Mai 1993 |
930508 |
ENERGIE-CHRONIK |
Der hessische Umweltminister Joschka Fischer (Grüne) sperrt sich nicht länger gegen den Weiterbau der neuen Anlage zur Plutoniumverarbeitung im Siemens-Brennelementewerk in Hanau. Fischer hatte die fünfte, abschließende Teilgenehmigung für den Neubau Ende 1991 außer Kraft gesetzt, nachdem sich herausstellte, daß die diesbezüglichen Akten unter seinem Vorgänger Weimar (CDU) aus dem Umweltministerium ins Siemens-Brennelementewerk verlagert worden waren. Der Neubau war dadurch weitgehend zum Erliegen gekommen. Für den damals geäußerten Verdacht einer Manipulation der Akten fanden sich jedoch keine Belege. Hinzu kommt, daß Fischer nach dem am 6.4. ergangenen Urteil des Landgerichts Wiesbaden zum Streit um die Stillegung der Altanlage auch mit erfolgreichen Schadenersatzansprüchen von Siemens wegen der weiteren Blockierung des Neubaues rechnen müßte. Vor diesem Hintergrund hat Fischer am 11.5. in einem Schreiben an Bundesumweltminister Töpfer (CDU) nochmals dargelegt, daß er die fünfte Teilgenehmigung zwar weiterhin nicht für korrekt halte, im übrigen aber jedoch Töpfers Aufforderung nachkommen werde,die fünfte Teilgenehmigung mit Sofortvollzug wieder in Kraft zu setzen (FR, 12.5.; FAZ, 12.5.; Handelsblatt, 13.5.; siehe auch 930407).

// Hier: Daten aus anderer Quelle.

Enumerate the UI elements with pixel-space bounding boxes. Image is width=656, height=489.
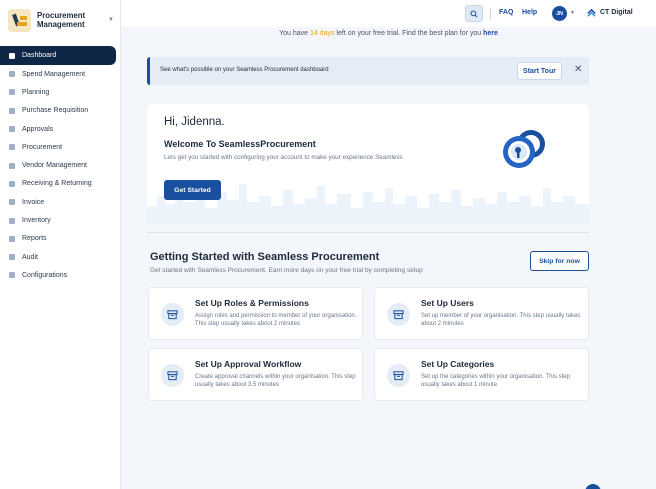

"Es ist das erste Mal, daß Fischer
im Streit um die Plutoniumverarbeitung einer Aufforderung Töpfers
nachkommt, ohne daß dieser zum Instrument der bundesaufsichtlichen
Weisung greifen muß", konstatierte die Frankfurter
Rundschau (12.5.). Fischer habe nachgeben müssen, da er zwar
vor den Verwaltungsgerichten nach wie vor gute Chancen sehe, aber
bei Schadenersatzklagen vor Zivilgerichten mit Urteilen zugunsten
von Siemens rechnen müsse: "Inzwischen wird in Wiesbaden
davon gesprochen, Töpfer habe Fischer in eine ëFalle
laufen lassení, indem er bezogen auf die Siemens-Altanlagen
eine bundesaufsichtliche Anweisung vermied und Siemens damit gegen
das Land Hessen auf Schadenersatz klagen konnte (...) Im politischen
Pingpong zwischen Wiesbaden und Bonn suchte der grüne Landesminister
nun nach Möglichkeiten, Töpfer zur Übernahme des
Risikos zu zwingen, und das funktioniert bei den Siemens-Neuanlagen
nur auf dem jetzt beschrittenen Weg (...) Falls die fünfte
Teilgenehmigung, die Fischer jetzt wieder anwenden will, eines
Tages vor dem VGH für rechtswidrig erklärt wird, ist
nun Töpfer die Adresse für Schadenersatzforderungen
der Firma Siemens, die sich dann wegen fehlerhafter staatlicher
Genehmigungen wieder an Zivilgerichte weden könnte."